«Si c’est pour qu’il naisse sur une planète en guerre et en feu, ce n’est pas la peine» : elles voulaient un enfant, mais leur vie a basculé cet été

«2026, l’été de la bascule» (1/4). Elles et ils voulaient devenir parents ou avoir un nouvel enfant. Mais cet été infernal, annonciateur du climat qui vient, les en a dissuadé·es. Témoignages.
Résumé
Été 2026 : un choc climatique
L’été 2026 en France a été marqué par quatre canicules successives en mai, juin et juillet, accompagnées d’incendies et de sécheresses.
Les températures ont atteint des records, comme 38°C à Nevers, 37°C à Paris ou 36°C à Lyon.
Ces épisodes ont provoqué une prise de conscience brutale du changement climatique chez de nombreux Français.
Pour beaucoup, ces conditions extrêmes ont transformé leur vision de l’avenir, notamment concernant la parentalité.
Mathilde, 32 ans, diagnostiquée d’un cancer du sein en mars 2026, a refusé de congeler ses ovocytes en juin, estimant que mettre un enfant au monde dans un monde en crise était trop risqué.
Elle décrit sa chambre d’hôpital à 35-36°C, avec une fenêtre recouverte d’une couverture de survie (film réfléchissant utilisé en situation d’urgence pour limiter la perte de chaleur corporelle), comme un symbole de l’urgence climatique.
Doutes sur la parentalité
Plusieurs témoignages illustrent le bouleversement des projets parentaux.
Emma, 31 ans, habitant l’Isère, a vécu une sidération totale lors de la canicule de juin 2026 : les oiseaux ne chantaient plus, son potager ne produisait plus, et les pollinisateurs avaient disparu.

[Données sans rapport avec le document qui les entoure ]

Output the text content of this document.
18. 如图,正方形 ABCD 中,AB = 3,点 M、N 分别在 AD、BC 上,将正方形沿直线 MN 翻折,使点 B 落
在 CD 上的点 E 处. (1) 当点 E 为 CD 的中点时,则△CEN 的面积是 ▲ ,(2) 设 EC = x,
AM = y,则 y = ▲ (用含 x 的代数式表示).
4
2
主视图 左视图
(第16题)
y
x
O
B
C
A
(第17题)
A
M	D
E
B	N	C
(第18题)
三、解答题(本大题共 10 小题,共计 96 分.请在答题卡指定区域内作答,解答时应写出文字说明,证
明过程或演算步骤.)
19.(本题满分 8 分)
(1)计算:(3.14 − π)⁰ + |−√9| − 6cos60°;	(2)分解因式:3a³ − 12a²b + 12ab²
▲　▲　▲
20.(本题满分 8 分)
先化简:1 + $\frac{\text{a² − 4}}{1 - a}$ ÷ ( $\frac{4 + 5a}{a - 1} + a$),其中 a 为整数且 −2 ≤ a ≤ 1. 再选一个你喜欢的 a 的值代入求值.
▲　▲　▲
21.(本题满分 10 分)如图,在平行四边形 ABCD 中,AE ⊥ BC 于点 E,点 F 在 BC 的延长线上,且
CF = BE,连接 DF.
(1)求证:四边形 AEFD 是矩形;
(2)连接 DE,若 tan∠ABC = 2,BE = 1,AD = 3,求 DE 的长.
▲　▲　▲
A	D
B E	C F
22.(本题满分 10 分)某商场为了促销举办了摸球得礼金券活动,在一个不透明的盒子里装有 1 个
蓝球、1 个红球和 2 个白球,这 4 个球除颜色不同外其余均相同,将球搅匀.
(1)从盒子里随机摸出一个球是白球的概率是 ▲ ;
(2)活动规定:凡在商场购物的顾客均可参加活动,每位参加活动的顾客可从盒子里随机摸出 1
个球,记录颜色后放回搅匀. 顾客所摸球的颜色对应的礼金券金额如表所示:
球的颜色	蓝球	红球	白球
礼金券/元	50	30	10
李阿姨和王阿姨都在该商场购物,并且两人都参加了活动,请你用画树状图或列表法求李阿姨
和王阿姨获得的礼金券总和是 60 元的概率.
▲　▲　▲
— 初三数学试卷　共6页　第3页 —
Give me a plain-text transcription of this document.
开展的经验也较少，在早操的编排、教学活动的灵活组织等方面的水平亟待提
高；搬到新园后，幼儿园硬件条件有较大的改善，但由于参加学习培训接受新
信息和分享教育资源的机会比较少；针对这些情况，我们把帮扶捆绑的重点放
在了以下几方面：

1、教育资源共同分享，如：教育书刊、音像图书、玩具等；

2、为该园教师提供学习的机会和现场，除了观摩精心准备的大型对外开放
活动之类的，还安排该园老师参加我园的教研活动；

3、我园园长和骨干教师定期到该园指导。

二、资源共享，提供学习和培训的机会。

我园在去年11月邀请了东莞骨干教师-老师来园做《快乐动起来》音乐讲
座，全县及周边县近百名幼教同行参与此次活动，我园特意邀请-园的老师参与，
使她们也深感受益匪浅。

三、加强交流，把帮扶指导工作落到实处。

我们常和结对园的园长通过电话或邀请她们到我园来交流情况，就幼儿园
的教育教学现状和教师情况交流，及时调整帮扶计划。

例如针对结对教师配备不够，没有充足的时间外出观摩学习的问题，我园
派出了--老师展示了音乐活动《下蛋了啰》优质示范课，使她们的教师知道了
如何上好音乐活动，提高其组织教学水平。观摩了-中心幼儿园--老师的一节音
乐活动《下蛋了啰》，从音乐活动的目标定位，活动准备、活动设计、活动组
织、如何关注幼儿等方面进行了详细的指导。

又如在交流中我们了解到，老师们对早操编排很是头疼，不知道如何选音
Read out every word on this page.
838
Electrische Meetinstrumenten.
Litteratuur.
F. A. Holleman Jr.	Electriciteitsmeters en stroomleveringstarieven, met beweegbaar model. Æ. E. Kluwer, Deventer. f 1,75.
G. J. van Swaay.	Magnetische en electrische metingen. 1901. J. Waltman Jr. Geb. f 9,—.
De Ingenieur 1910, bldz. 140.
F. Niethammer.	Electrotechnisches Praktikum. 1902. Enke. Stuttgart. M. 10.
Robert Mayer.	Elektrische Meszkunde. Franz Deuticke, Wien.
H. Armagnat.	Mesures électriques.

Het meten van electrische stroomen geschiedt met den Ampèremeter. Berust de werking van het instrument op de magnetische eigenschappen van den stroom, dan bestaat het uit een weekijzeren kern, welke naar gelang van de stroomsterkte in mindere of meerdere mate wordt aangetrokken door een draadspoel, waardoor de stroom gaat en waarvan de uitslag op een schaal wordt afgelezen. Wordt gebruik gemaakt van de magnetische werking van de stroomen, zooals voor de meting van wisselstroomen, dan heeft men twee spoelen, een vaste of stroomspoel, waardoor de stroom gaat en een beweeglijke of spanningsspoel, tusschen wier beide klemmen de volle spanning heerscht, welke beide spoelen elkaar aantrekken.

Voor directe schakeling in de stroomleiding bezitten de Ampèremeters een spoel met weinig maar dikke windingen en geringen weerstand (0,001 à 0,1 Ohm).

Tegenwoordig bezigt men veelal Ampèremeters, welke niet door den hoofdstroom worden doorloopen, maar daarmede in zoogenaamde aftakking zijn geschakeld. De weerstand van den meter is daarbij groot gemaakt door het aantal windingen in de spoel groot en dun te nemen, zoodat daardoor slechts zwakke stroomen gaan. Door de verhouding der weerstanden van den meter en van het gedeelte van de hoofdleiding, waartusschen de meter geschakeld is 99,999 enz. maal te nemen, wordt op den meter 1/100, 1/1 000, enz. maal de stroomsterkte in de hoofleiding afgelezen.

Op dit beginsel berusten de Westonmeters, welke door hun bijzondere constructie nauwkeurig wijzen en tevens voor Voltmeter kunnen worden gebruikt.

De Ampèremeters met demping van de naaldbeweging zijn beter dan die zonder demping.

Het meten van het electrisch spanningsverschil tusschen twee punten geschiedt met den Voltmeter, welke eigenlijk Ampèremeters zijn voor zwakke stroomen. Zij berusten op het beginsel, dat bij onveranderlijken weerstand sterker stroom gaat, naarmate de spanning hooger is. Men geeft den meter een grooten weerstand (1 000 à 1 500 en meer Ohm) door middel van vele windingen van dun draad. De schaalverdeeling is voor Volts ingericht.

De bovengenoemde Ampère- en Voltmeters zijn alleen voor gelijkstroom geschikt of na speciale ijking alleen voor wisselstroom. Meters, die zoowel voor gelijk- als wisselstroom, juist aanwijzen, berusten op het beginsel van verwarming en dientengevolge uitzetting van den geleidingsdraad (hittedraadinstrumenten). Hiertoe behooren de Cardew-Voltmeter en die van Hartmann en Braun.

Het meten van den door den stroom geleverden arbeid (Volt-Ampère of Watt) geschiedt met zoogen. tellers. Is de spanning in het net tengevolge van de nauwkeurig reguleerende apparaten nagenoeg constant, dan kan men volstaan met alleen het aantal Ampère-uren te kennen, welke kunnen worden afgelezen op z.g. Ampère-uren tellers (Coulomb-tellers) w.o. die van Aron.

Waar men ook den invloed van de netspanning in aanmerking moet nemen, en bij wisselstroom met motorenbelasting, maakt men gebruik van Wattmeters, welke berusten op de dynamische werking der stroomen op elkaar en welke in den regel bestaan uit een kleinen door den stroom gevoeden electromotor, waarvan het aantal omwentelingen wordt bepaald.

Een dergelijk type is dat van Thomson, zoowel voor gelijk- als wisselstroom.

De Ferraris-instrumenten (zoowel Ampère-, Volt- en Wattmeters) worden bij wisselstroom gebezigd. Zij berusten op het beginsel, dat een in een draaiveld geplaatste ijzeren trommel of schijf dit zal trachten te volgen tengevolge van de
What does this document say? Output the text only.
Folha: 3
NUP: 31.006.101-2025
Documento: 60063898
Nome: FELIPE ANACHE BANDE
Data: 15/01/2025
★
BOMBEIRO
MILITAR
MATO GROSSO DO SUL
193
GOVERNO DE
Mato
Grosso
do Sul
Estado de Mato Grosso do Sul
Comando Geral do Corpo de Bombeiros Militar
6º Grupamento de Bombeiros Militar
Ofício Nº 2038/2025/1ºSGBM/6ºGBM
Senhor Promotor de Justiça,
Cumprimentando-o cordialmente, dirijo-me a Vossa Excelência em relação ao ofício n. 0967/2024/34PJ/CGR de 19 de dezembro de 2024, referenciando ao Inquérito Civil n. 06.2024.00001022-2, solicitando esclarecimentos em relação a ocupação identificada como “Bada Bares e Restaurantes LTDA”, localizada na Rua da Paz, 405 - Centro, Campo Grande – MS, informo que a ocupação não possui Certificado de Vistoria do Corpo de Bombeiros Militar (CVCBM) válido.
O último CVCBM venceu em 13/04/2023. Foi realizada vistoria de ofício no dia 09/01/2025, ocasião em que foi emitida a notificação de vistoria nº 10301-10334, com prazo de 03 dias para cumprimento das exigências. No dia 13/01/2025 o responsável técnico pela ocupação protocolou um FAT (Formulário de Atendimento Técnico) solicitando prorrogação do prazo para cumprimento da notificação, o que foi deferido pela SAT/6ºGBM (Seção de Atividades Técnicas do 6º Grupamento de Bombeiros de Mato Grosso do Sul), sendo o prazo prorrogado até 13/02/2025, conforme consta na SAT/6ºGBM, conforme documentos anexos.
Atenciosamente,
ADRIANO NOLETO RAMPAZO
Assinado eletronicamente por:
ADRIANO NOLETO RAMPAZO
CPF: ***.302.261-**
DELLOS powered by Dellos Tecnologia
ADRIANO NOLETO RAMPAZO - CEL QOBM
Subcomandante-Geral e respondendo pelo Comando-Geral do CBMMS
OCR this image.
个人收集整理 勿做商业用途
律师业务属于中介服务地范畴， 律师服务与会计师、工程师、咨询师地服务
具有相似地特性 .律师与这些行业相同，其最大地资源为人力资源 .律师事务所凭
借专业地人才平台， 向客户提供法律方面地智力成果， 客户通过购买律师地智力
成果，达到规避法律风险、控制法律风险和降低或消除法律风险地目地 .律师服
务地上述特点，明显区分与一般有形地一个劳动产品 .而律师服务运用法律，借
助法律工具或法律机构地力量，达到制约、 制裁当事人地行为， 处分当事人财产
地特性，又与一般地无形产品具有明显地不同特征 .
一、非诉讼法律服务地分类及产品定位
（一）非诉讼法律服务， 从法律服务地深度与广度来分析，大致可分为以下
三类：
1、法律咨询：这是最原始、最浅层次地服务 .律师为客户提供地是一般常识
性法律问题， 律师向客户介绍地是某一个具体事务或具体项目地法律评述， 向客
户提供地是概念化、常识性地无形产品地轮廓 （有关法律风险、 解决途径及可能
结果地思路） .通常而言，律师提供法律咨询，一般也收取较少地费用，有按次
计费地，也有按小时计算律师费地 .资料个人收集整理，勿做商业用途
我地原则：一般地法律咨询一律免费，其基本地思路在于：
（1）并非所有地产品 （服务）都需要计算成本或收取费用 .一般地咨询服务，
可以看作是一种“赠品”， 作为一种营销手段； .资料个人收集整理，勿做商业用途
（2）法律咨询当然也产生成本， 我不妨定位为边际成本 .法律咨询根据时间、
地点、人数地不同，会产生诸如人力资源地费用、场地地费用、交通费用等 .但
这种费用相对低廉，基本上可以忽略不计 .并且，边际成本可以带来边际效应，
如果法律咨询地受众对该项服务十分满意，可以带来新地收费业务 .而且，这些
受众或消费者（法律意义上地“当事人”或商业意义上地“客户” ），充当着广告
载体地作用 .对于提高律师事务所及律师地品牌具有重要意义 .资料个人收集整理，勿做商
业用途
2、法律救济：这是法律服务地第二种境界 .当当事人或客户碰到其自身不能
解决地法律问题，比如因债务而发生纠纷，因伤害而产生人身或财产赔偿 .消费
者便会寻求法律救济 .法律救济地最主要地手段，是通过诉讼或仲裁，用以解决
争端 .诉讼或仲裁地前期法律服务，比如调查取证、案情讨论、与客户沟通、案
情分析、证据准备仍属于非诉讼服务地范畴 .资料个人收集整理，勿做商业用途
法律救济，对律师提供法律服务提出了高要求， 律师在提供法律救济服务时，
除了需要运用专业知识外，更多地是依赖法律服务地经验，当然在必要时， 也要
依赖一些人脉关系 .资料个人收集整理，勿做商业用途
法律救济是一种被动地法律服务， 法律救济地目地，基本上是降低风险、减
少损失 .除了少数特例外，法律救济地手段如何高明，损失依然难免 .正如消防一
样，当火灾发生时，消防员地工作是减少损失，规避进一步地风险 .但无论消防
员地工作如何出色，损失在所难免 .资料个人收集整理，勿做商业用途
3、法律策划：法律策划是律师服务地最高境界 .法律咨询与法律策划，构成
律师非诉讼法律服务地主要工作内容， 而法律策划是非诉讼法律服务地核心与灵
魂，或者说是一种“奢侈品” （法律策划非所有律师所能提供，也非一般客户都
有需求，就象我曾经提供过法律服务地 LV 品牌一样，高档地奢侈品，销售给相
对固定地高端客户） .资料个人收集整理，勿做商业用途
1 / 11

Elle s’interroge désormais sur la faisabilité d’élever un enfant dans un monde où l’eau et la nourriture pourraient manquer.
Émilie, 25 ans, ingénieure agronome en région parisienne, vit dans un logement mal isolé transformé en étuve pendant les vagues de chaleur.
Avant cet été, elle hésitait à se faire stériliser (ligature des trompes), une méthode définitive de contraception.
Elle a désormais perdu tout espoir et promet de ne pas utiliser de nouveau moyen de contraception réversible après l’expiration de son implant actuel, dans deux ans.
Impact sur les choix démographiques
L’inquiétude face à l’avenir climatique influence déjà les projets familiaux en France.
En 2024, l’Institut national d’études démographiques (Ined) a interrogé 12 800 personnes.
Une étude publiée en 2025 révèle que les Français·es très inquiets pour l’avenir souhaitent en moyenne 0,11 enfant de moins que les autres.
Le sociologue Milan Bouchet-Valat, co-auteur de l’étude, estime que les épisodes climatiques extrêmes comme les canicules pourraient renforcer cet effet.
Les témoignages recueillis par Vert montrent que certains renoncent définitivement à avoir des enfants, tandis que d’autres reportent leur décision, espérant un changement politique ou social.
Renoncement et regrets
Certaines personnes ayant déjà un enfant regrettent leur choix après l’été 2026.
Thomas, 30 ans, comptable près de Fontainebleau, affirme : *« Je regrette d’avoir fait un enfant dans ce monde.
J’aime ma fille, mais j’ai peur pour son avenir.
Je ne ferai pas de deuxième enfant.
» Léa, 30 ans, mère d’un enfant à Orléans, partage ce sentiment : « J’adorerais avoir un deuxième enfant, mais pourquoi mettre une personne supplémentaire sur cette Terre alors que celle-ci ne va pas bien ?
» Émilie, quant à elle, rejette toute responsabilité de mettre un enfant au monde dans un contexte qu’elle juge insoutenable, évoquant « des étés à 50°C, la violence du système capitaliste et des responsables politiques inactifs »*.
Conditions pour un changement
Les personnes interrogées conditionnent leur éventuel changement d’avis à des transformations profondes.
Léa cite la nécessité de « planter davantage d’arbres, d’écouter la société, de mettre la santé et les enfants au cœur des priorités ».
Émilie exige un « changement profond de système », critiquant le président Emmanuel Macron pour son appel au « réarmement démographique » (politique visant à augmenter le taux de natalité), qu’elle juge déconnecté de la réalité.
Emma, elle, garde un espoir politique : *« Si La France insoumise ou Les Écologistes arrivent au pouvoir en 2027, je pourrais revoir ma décision.
»* Elle attribue une part de responsabilité aux dirigeants actuels, accusés de ne pas agir suffisamment contre la crise écologique.